Fashion Archives: A Look at the History of Mules
The snow has finally melted and it’s time to trade in our boots for a pair of…mules? Yes, this granny-chic form of footwear has had a resurgence in popularity as of late. From pastel suede slides, to slippers lined with luxurious furs, just about every designer this season has tried their hand at creating a pair.
Mules are serving as a refreshing alternative to pumps and sandals- there is a distinct charm and elegance in how cheesy and impractical they are. Mules have, in fact, become the It shoe of the spring (and for those who dress for form over function, this past winter as well).
The First Pair of Mules
Despite connotations of unsexy slippers, the mule has a storied past as a very sensual and luxurious shoe. The origin of this footwear dates all the way back to Ancient Rome, where it kicked off its existence as an item reserved for only a certain few. The first pair of mules was referred to by its Ancient Roman name mulleus calceus. (Since we still refer to them today as “mules” the name apparently stuck.)
These shoes actually bore little resemblance to their modern counterpart. They were flat, closed, and came in shades of red or purple, two dyes which were valuable at the time. But mere money alone couldn’t buy this shoe- it could only be worn by the three highest magistrates, or elected officials. This item was as exclusive as it gets.
While the name predates the actual shoe style, the first physical iteration of mules came into fashion around the 16th century. This early version was called the “patten,” however, today we would barely recognize it as a shoe.
The resemblance between pattens and mules comes from the structure. Pattens were a kind of extension worn over shoes to protect them (if you were wealthy, it’s likely that your shoes were made of delicate, expensive material with very thin soles.) A tall wooden sole kept expensive shoes elevated away from dirty streets, while a leather or cloth strap held the foot in place.
18th Century Fashion
By the 18th century, mules were no longer shoe protectors; they had come into fashion as a stylish look in their own right. Mules were beautiful, backless, and utterly impractical, so they were exclusively an indoor shoe for upper-class women.
The fact that they could be slipped on and off far too easily meant laborers did not have much use for them, but wealthy women delighted in this. The sheer impracticality of mules meant that owning a pair indicated one was able to live a luxurious lifestyle. Even Marie Antoinette and Madame de Pompadour owned multiple pairs.
The popularity continued throughout the century, but eventually mules fell out of favor with the upper classes when prostitutes began wearing them. From them on, mules became something of a sex symbol.
1950’s Mules: Form Over Function
The shoe style was considered somewhat trashy until it resurfaced as a trend once again in the 1950’s. Marilyn Monroe could single-handedly take credit for making mules popular again- she was one of the most notorious wearers, along with actresses such as Janye Mansfield and Jayne Russell.

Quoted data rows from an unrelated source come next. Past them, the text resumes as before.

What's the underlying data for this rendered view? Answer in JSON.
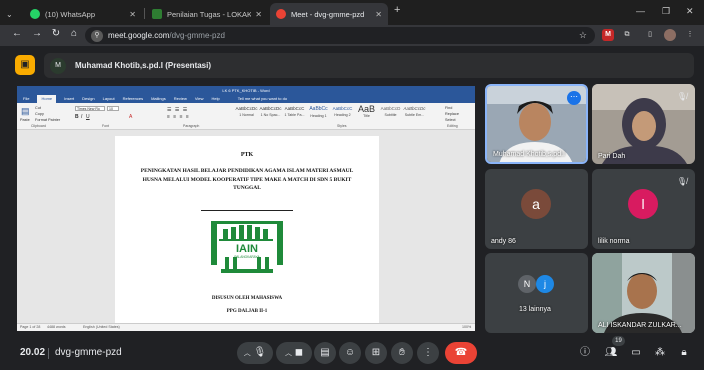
{
  "browser": {
    "tabs": [
      {
        "title": "(10) WhatsApp",
        "icon": "whatsapp-icon",
        "color": "#25d366"
      },
      {
        "title": "Penilaian Tugas - LOKAKARYA",
        "icon": "lokakarya-icon",
        "color": "#2e7d32"
      },
      {
        "title": "Meet - dvg-gmme-pzd",
        "icon": "meet-icon",
        "color": "#ea4335",
        "active": true
      }
    ],
    "url_host": "meet.google.com",
    "url_path": "/dvg-gmme-pzd"
  },
  "presentation": {
    "presenter_initial": "M",
    "presenter_label": "Muhamad Khotib,s.pd.I (Presentasi)"
  },
  "word": {
    "title_bar": "LK 6 PTK_KHOTIB  -  Word",
    "menu": [
      "File",
      "Home",
      "Insert",
      "Design",
      "Layout",
      "References",
      "Mailings",
      "Review",
      "View",
      "Help"
    ],
    "tell_me": "Tell me what you want to do",
    "font_name": "Times New Ro",
    "font_size": "10",
    "clipboard": [
      "Paste",
      "Cut",
      "Copy",
      "Format Painter"
    ],
    "group_labels": [
      "Clipboard",
      "Font",
      "Paragraph",
      "Styles",
      "Editing"
    ],
    "styles": [
      {
        "sample": "AaBbCcDc",
        "label": "1 Normal"
      },
      {
        "sample": "AaBbCcDc",
        "label": "1 No Spac..."
      },
      {
        "sample": "AaBbCcC",
        "label": "1 Table Pa..."
      },
      {
        "sample": "AaBbCc",
        "label": "Heading 1"
      },
      {
        "sample": "AaBbCcC",
        "label": "Heading 2"
      },
      {
        "sample": "AaB",
        "label": "Title"
      },
      {
        "sample": "AaBbCcD",
        "label": "Subtitle"
      },
      {
        "sample": "AaBbCcDc",
        "label": "Subtle Em..."
      }
    ],
    "editing": [
      "Find",
      "Replace",
      "Select"
    ],
    "document": {
      "heading": "PTK",
      "title": "PENINGKATAN HASIL BELAJAR PENDIDIKAN AGAMA ISLAM MATERI ASMAUL HUSNA MELALUI MODEL KOOPERATIF TIPE MAKE A MATCH DI SDN 5 BUKIT TUNGGAL",
      "logo_text": "IAIN",
      "logo_sub": "PALANGKARAYA",
      "by": "DISUSUN OLEH MAHASISWA",
      "program": "PPG DALJAB II-1"
    },
    "status": {
      "page": "Page 1 of 28",
      "words": "4488 words",
      "language": "English (United States)",
      "zoom": "100%"
    }
  },
  "participants": [
    {
      "name": "Muhamad Khotib,s.pd.I",
      "type": "video",
      "speaking": true
    },
    {
      "name": "Pari Dah",
      "type": "video",
      "muted": true
    },
    {
      "name": "andy 86",
      "type": "avatar",
      "initial": "a",
      "color": "#7a4a3a"
    },
    {
      "name": "lilik norma",
      "type": "avatar",
      "initial": "l",
      "color": "#d81b60",
      "muted": true
    },
    {
      "name": "13 lainnya",
      "type": "group",
      "initials": [
        "N",
        "j"
      ],
      "colors": [
        "#5f6368",
        "#1e88e5"
      ]
    },
    {
      "name": "ALI ISKANDAR ZULKAR...",
      "type": "video"
    }
  ],
  "bottom": {
    "time": "20.02",
    "meeting_code": "dvg-gmme-pzd",
    "people_count": "19"
  },
  "colors": {
    "meet_bg": "#202124",
    "tile_bg": "#3c4043",
    "hangup": "#ea4335",
    "word_blue": "#2b579a",
    "logo_green": "#1f8a3a"
  }
}
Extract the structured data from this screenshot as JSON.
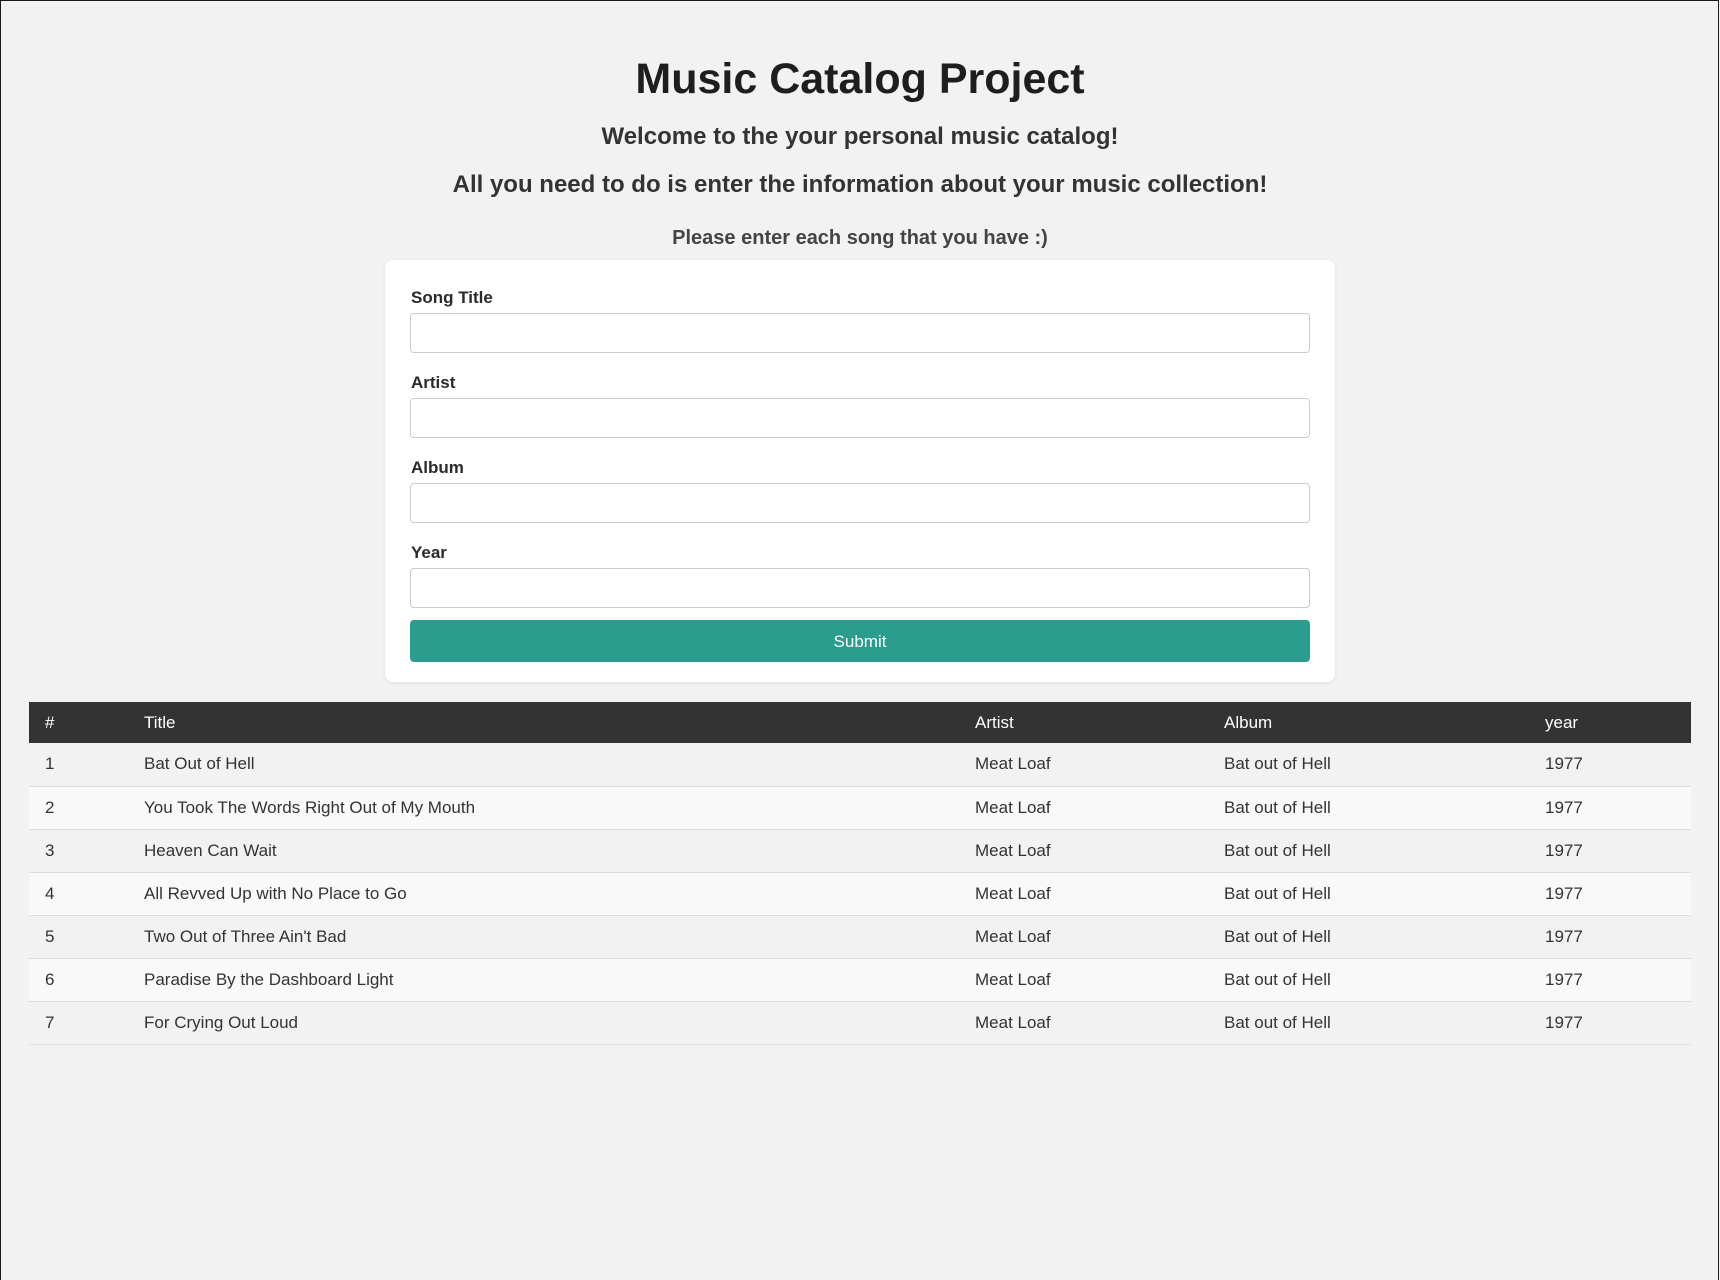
{
  "header": {
    "title": "Music Catalog Project",
    "welcome": "Welcome to the your personal music catalog!",
    "instructions": "All you need to do is enter the information about your music collection!",
    "prompt": "Please enter each song that you have :)"
  },
  "form": {
    "fields": [
      {
        "label": "Song Title",
        "value": "",
        "placeholder": ""
      },
      {
        "label": "Artist",
        "value": "",
        "placeholder": ""
      },
      {
        "label": "Album",
        "value": "",
        "placeholder": ""
      },
      {
        "label": "Year",
        "value": "",
        "placeholder": ""
      }
    ],
    "submit_label": "Submit"
  },
  "table": {
    "headers": [
      "#",
      "Title",
      "Artist",
      "Album",
      "year"
    ],
    "rows": [
      {
        "num": "1",
        "title": "Bat Out of Hell",
        "artist": "Meat Loaf",
        "album": "Bat out of Hell",
        "year": "1977"
      },
      {
        "num": "2",
        "title": "You Took The Words Right Out of My Mouth",
        "artist": "Meat Loaf",
        "album": "Bat out of Hell",
        "year": "1977"
      },
      {
        "num": "3",
        "title": "Heaven Can Wait",
        "artist": "Meat Loaf",
        "album": "Bat out of Hell",
        "year": "1977"
      },
      {
        "num": "4",
        "title": "All Revved Up with No Place to Go",
        "artist": "Meat Loaf",
        "album": "Bat out of Hell",
        "year": "1977"
      },
      {
        "num": "5",
        "title": "Two Out of Three Ain't Bad",
        "artist": "Meat Loaf",
        "album": "Bat out of Hell",
        "year": "1977"
      },
      {
        "num": "6",
        "title": "Paradise By the Dashboard Light",
        "artist": "Meat Loaf",
        "album": "Bat out of Hell",
        "year": "1977"
      },
      {
        "num": "7",
        "title": "For Crying Out Loud",
        "artist": "Meat Loaf",
        "album": "Bat out of Hell",
        "year": "1977"
      }
    ]
  },
  "colors": {
    "background": "#f2f2f2",
    "accent": "#2a9d8f",
    "table_header": "#333333"
  }
}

Like their 18th century counterparts, 1950’s mules were all about form over function. A bare ankle paired with a thin, tall heel was a glamorous look, but made the shoes very difficult to walk in. What was convenient about the mules’ design however, was how easily they could be taken off. As a result, they were frequently advertised as “boudoir shoes.”
This changed after designer Beth Levine invented the Springolater in 1956, an insert that kept mules securely on the foot, and prevented their telltale clacking sound. After that, women preferred low-heeled mules to uncomfortable stilettos.
In the 1980’s, Manolo Blahnik brought the mule back once again. While many had become disillusioned with the impractical silhouette, Blahnik adored it.
“In the eighties I did nothing but mules,” he said, continuing, “When you walk in mules, you walk a bit differently…Madame De Pompadoue in her mules walking around Versailles, click, click, click…can you think of anything more exquisite?”
Blahnik’s customers certainly could not- his designs were successful, and in fact, he is strongly associated with the mule silhouette even today.
The 1990’s and Early 2000’s
During the 90’s and early 2000’s, mules fell largely out of fashion, replaced briefly by clogs. These were decidedly less glamorous, albeit slightly more practical. Closed shoes became the norm until this past year, when the style returned to the runways once again.